Some Democrats will protest that tax increases on the wealthy would be enough if they were high enough, but that argument is absurd. There aren’t enough people in the top two brackets and their combined incomes are not enough to cover the 33% of the budget that is in deficit. Only by taxing the rest of the population as well, including the 42% of the public that doesn’t pay taxes at all, can the budget be balanced. The taxes have to be on everyone, which is a proposal the Democrats are not courageous enough to make.
There are two ways to balance the budget, and they are through either tax increases or spending cuts. The Democrats clearly prefer the idea of using tax increases, but if their proposal is only a mild tax increase on the top brackets, their proposal is as much about balancing the budget as the Ryan Plan is about spending cuts – theater designed to give the illusion and appearance of doing something without any of the hard work of doing something.

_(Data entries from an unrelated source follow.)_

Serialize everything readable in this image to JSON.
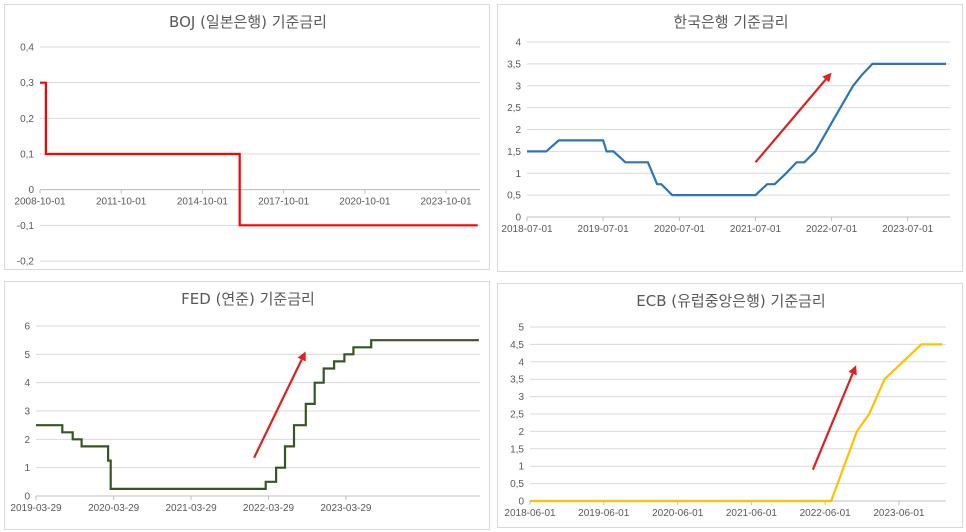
{
  "chart_data": [
    {
      "id": "boj",
      "type": "line",
      "title": "BOJ (일본은행) 기준금리",
      "color": "#ff0000",
      "step": true,
      "ylim": [
        -0.2,
        0.4
      ],
      "yticks": [
        -0.2,
        -0.1,
        0,
        0.1,
        0.2,
        0.3,
        0.4
      ],
      "ytick_labels": [
        "-0,2",
        "-0,1",
        "0",
        "0,1",
        "0,2",
        "0,3",
        "0,4"
      ],
      "xlim": [
        "2008-10-01",
        "2025-01-01"
      ],
      "xticks": [
        "2008-10-01",
        "2011-10-01",
        "2014-10-01",
        "2017-10-01",
        "2020-10-01",
        "2023-10-01"
      ],
      "x_axis_at": 0,
      "arrow": null,
      "series": [
        {
          "x": [
            "2008-10-01",
            "2008-12-19",
            "2016-02-16",
            "2024-12-01"
          ],
          "y": [
            0.3,
            0.1,
            -0.1,
            -0.1
          ]
        }
      ]
    },
    {
      "id": "bok",
      "type": "line",
      "title": "한국은행 기준금리",
      "color": "#2e75b6",
      "step": false,
      "ylim": [
        0,
        4
      ],
      "yticks": [
        0,
        0.5,
        1,
        1.5,
        2,
        2.5,
        3,
        3.5,
        4
      ],
      "ytick_labels": [
        "0",
        "0,5",
        "1",
        "1,5",
        "2",
        "2,5",
        "3",
        "3,5",
        "4"
      ],
      "xlim": [
        "2018-07-01",
        "2024-01-20"
      ],
      "xticks": [
        "2018-07-01",
        "2019-07-01",
        "2020-07-01",
        "2021-07-01",
        "2022-07-01",
        "2023-07-01"
      ],
      "x_axis_at": 0,
      "arrow": {
        "from": [
          "2021-07-01",
          1.25
        ],
        "to": [
          "2022-07-01",
          3.3
        ]
      },
      "series": [
        {
          "x": [
            "2018-07-01",
            "2018-10-01",
            "2018-11-30",
            "2019-07-01",
            "2019-07-18",
            "2019-08-20",
            "2019-10-16",
            "2020-02-01",
            "2020-03-16",
            "2020-04-05",
            "2020-05-28",
            "2021-07-01",
            "2021-08-26",
            "2021-10-01",
            "2021-11-25",
            "2022-01-14",
            "2022-02-20",
            "2022-04-14",
            "2022-07-13",
            "2022-10-12",
            "2022-11-24",
            "2023-01-13",
            "2023-09-01",
            "2024-01-01"
          ],
          "y": [
            1.5,
            1.5,
            1.75,
            1.75,
            1.5,
            1.5,
            1.25,
            1.25,
            0.75,
            0.75,
            0.5,
            0.5,
            0.75,
            0.75,
            1.0,
            1.25,
            1.25,
            1.5,
            2.25,
            3.0,
            3.25,
            3.5,
            3.5,
            3.5
          ]
        }
      ]
    },
    {
      "id": "fed",
      "type": "line",
      "title": "FED (연준) 기준금리",
      "color": "#375623",
      "step": true,
      "ylim": [
        0,
        6
      ],
      "yticks": [
        0,
        1,
        2,
        3,
        4,
        5,
        6
      ],
      "ytick_labels": [
        "0",
        "1",
        "2",
        "3",
        "4",
        "5",
        "6"
      ],
      "xlim": [
        "2019-03-29",
        "2024-12-20"
      ],
      "xticks": [
        "2019-03-29",
        "2020-03-29",
        "2021-03-29",
        "2022-03-29",
        "2023-03-29"
      ],
      "x_axis_at": 0,
      "arrow": {
        "from": [
          "2022-01-20",
          1.35
        ],
        "to": [
          "2022-09-20",
          5.1
        ]
      },
      "series": [
        {
          "x": [
            "2019-03-29",
            "2019-07-31",
            "2019-09-18",
            "2019-10-30",
            "2020-03-03",
            "2020-03-15",
            "2022-03-16",
            "2022-05-04",
            "2022-06-15",
            "2022-07-27",
            "2022-09-21",
            "2022-11-02",
            "2022-12-14",
            "2023-02-01",
            "2023-03-22",
            "2023-05-03",
            "2023-07-26",
            "2024-12-15"
          ],
          "y": [
            2.5,
            2.25,
            2.0,
            1.75,
            1.25,
            0.25,
            0.5,
            1.0,
            1.75,
            2.5,
            3.25,
            4.0,
            4.5,
            4.75,
            5.0,
            5.25,
            5.5,
            5.5
          ]
        }
      ]
    },
    {
      "id": "ecb",
      "type": "line",
      "title": "ECB (유럽중앙은행) 기준금리",
      "color": "#ffc000",
      "step": false,
      "ylim": [
        0,
        5
      ],
      "yticks": [
        0,
        0.5,
        1,
        1.5,
        2,
        2.5,
        3,
        3.5,
        4,
        4.5,
        5
      ],
      "ytick_labels": [
        "0",
        "0,5",
        "1",
        "1,5",
        "2",
        "2,5",
        "3",
        "3,5",
        "4",
        "4,5",
        "5"
      ],
      "xlim": [
        "2018-06-01",
        "2024-01-20"
      ],
      "xticks": [
        "2018-06-01",
        "2019-06-01",
        "2020-06-01",
        "2021-06-01",
        "2022-06-01",
        "2023-06-01"
      ],
      "x_axis_at": 0,
      "arrow": {
        "from": [
          "2022-04-01",
          0.9
        ],
        "to": [
          "2022-11-01",
          3.9
        ]
      },
      "series": [
        {
          "x": [
            "2018-06-01",
            "2022-07-01",
            "2022-11-05",
            "2023-01-05",
            "2023-03-22",
            "2023-09-20",
            "2024-01-01"
          ],
          "y": [
            0,
            0,
            2.0,
            2.5,
            3.5,
            4.5,
            4.5
          ]
        }
      ]
    }
  ]
}
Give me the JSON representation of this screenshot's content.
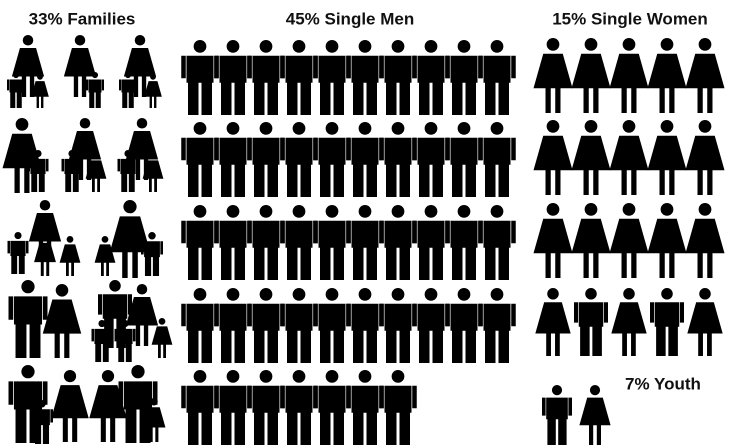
{
  "chart_data": {
    "type": "pictograph",
    "categories": [
      "Families",
      "Single Men",
      "Single Women",
      "Youth"
    ],
    "values": [
      33,
      45,
      15,
      7
    ],
    "value_labels": [
      "33% Families",
      "45% Single Men",
      "15% Single Women",
      "7% Youth"
    ],
    "color": "#000000"
  }
}
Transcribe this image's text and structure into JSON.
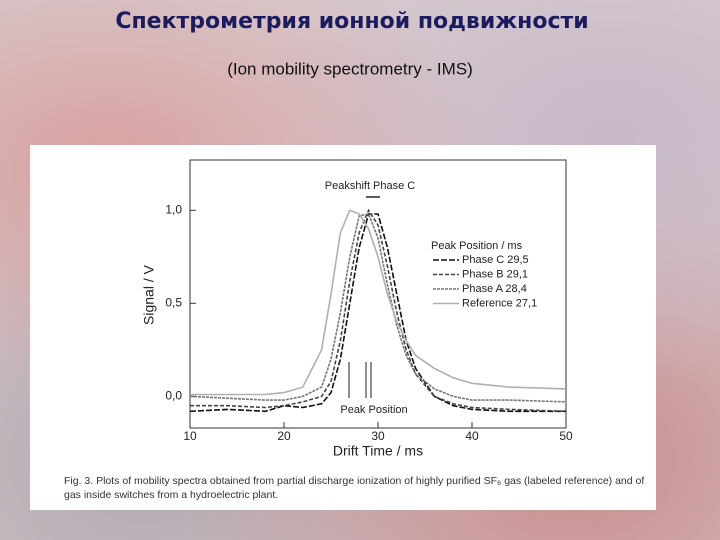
{
  "chart_data": {
    "type": "line",
    "title": "Спектрометрия ионной подвижности",
    "subtitle": "(Ion mobility spectrometry - IMS)",
    "x_label": "Drift Time / ms",
    "y_label": "Signal / V",
    "annotations": [
      "Peakshift Phase C",
      "Peak Position"
    ],
    "legend_title": "Peak Position / ms",
    "legend": "upper right",
    "caption": "Fig. 3. Plots of mobility spectra obtained from partial discharge ionization of highly purified SF₆ gas (labeled reference) and of gas inside switches from a hydroelectric plant.",
    "x": [
      10,
      14,
      18,
      20,
      22,
      24,
      25,
      26,
      27,
      28,
      29,
      30,
      31,
      32,
      33,
      34,
      36,
      38,
      40,
      44,
      50
    ],
    "series": [
      {
        "name": "Phase C 29,5",
        "color": "#111111",
        "values": [
          -0.08,
          -0.07,
          -0.08,
          -0.05,
          -0.06,
          -0.04,
          0.02,
          0.2,
          0.5,
          0.8,
          0.98,
          0.98,
          0.8,
          0.55,
          0.3,
          0.15,
          0.0,
          -0.05,
          -0.07,
          -0.08,
          -0.08
        ]
      },
      {
        "name": "Phase B 29,1",
        "color": "#444444",
        "values": [
          -0.05,
          -0.05,
          -0.06,
          -0.05,
          -0.03,
          0.0,
          0.08,
          0.3,
          0.62,
          0.88,
          1.0,
          0.92,
          0.7,
          0.45,
          0.25,
          0.12,
          0.0,
          -0.04,
          -0.06,
          -0.07,
          -0.08
        ]
      },
      {
        "name": "Phase A 28,4",
        "color": "#777777",
        "values": [
          0.0,
          -0.01,
          -0.02,
          -0.02,
          0.0,
          0.05,
          0.2,
          0.45,
          0.75,
          0.97,
          0.98,
          0.85,
          0.6,
          0.38,
          0.22,
          0.12,
          0.04,
          0.0,
          -0.02,
          -0.02,
          -0.03
        ]
      },
      {
        "name": "Reference 27,1",
        "color": "#b0b0b0",
        "values": [
          0.01,
          0.01,
          0.01,
          0.02,
          0.05,
          0.25,
          0.55,
          0.88,
          1.0,
          0.98,
          0.9,
          0.75,
          0.55,
          0.4,
          0.3,
          0.22,
          0.15,
          0.1,
          0.07,
          0.05,
          0.04
        ]
      }
    ],
    "xlim": [
      10,
      50
    ],
    "xticks": [
      10,
      20,
      30,
      40,
      50
    ],
    "ylim": [
      -0.17,
      1.27
    ],
    "yticks": [
      {
        "value": 0,
        "label": "0,0"
      },
      {
        "value": 0.5,
        "label": "0,5"
      },
      {
        "value": 1.0,
        "label": "1,0"
      }
    ],
    "grid": false
  }
}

If the Democrats in office are serious about using tax increases to balance the budget, and do without any spending cuts, then there is only one proposal that shows they are serious. It would be the Democratic Party equivalent of the Randall Paul budget proposal which cut the budget by $500 billion and even Senator Paul admitted didn’t go far enough. The real point of the current tax increase proposal isn’t to raise revenue or balance the budget, it is to encourage class jealousy in order to increase votes this coming November.